The other strand of the story is the narrator, who’s struggling to find the best way to tell his uncle’s story. This is the framing device, as he frets on paper over what to write, and then gives us a fragment of an “earlier draft” of this novel, or of his uncle’s “journals.” This part of the story seems a little Mori Ôgai-ish (as when he makes Shibue Chûsai as much about the process of evaluating his documentary sources as about the guy) – and his language is even faintly reminiscent of Meiji-era writing, as well.
The overall effect, though, is most like Laurence Sterne, but without as much humor. He keeps telling us he’s going to get to his uncle’s story, but always seems to be deferring it. For example, in the narrator’s present, the uncle has disappeared—he discovers the journals while crating up the uncle’s effects—but the story he tells never explains the disappearance. Throughout he calls what he’s writing a shôsetsu, fiction, and he includes some passages from the wife’s point of view that he, the narrator himself, wrote (rather implausible, too – she’s puzzled enough by the words to go through her husband’s books to try to find what they mean, but she never just comes out and asks him) – he’s not averse to making things up – but then at the end he says it would be too artificial to make up an ending, so things just peter out, along with the uncle’s sanity.

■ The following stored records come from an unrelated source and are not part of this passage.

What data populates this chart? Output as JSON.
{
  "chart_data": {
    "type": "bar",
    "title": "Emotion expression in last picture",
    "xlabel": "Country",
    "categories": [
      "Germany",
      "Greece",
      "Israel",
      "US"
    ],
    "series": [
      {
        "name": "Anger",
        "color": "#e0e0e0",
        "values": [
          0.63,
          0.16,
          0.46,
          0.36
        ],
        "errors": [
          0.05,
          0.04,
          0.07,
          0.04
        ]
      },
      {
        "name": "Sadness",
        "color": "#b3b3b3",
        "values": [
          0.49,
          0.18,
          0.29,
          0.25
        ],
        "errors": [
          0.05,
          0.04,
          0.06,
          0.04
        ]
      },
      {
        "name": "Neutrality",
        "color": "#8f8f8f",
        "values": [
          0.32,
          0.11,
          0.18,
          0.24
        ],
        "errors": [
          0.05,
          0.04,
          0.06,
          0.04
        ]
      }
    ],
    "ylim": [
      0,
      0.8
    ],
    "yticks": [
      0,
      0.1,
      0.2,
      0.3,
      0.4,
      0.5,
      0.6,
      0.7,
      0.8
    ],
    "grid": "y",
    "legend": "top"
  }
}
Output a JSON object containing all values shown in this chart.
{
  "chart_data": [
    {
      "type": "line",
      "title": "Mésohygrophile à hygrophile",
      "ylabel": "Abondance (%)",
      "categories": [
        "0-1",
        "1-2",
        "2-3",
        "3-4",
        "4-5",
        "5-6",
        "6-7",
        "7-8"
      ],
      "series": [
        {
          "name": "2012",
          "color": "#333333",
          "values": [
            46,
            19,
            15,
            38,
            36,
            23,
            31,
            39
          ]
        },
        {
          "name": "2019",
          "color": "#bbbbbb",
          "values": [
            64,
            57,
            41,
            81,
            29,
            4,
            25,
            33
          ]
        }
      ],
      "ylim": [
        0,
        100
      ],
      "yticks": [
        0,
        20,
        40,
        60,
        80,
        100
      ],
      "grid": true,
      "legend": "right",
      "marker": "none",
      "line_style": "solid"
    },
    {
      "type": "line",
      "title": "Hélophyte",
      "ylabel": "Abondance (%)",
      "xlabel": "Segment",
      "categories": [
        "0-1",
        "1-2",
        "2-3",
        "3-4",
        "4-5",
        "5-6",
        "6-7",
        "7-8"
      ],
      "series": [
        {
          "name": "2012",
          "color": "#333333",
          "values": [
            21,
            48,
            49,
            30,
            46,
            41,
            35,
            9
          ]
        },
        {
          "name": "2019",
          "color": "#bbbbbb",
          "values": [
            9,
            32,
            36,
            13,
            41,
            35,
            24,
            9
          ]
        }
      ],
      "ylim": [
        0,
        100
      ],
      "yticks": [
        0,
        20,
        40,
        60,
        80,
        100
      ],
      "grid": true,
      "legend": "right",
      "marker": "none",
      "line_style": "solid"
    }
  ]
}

In short, it’s a very self-conscious novel. Self-conscious about the process of writing, about fictionality, about its themes – several passages of philosophical speculation (and name-dropping) make it fairly clear the exact sort of alienation that’s being discussed here.
It was rather engrossing, but I’m not sure how successful I’d judge it. Laurence Sterne without the laughs would be pretty dreary stuff, after all. This is a bit tendentious, and a bit precious. Still, it’s quite imaginative, and nothing like the last few A-Prize winners.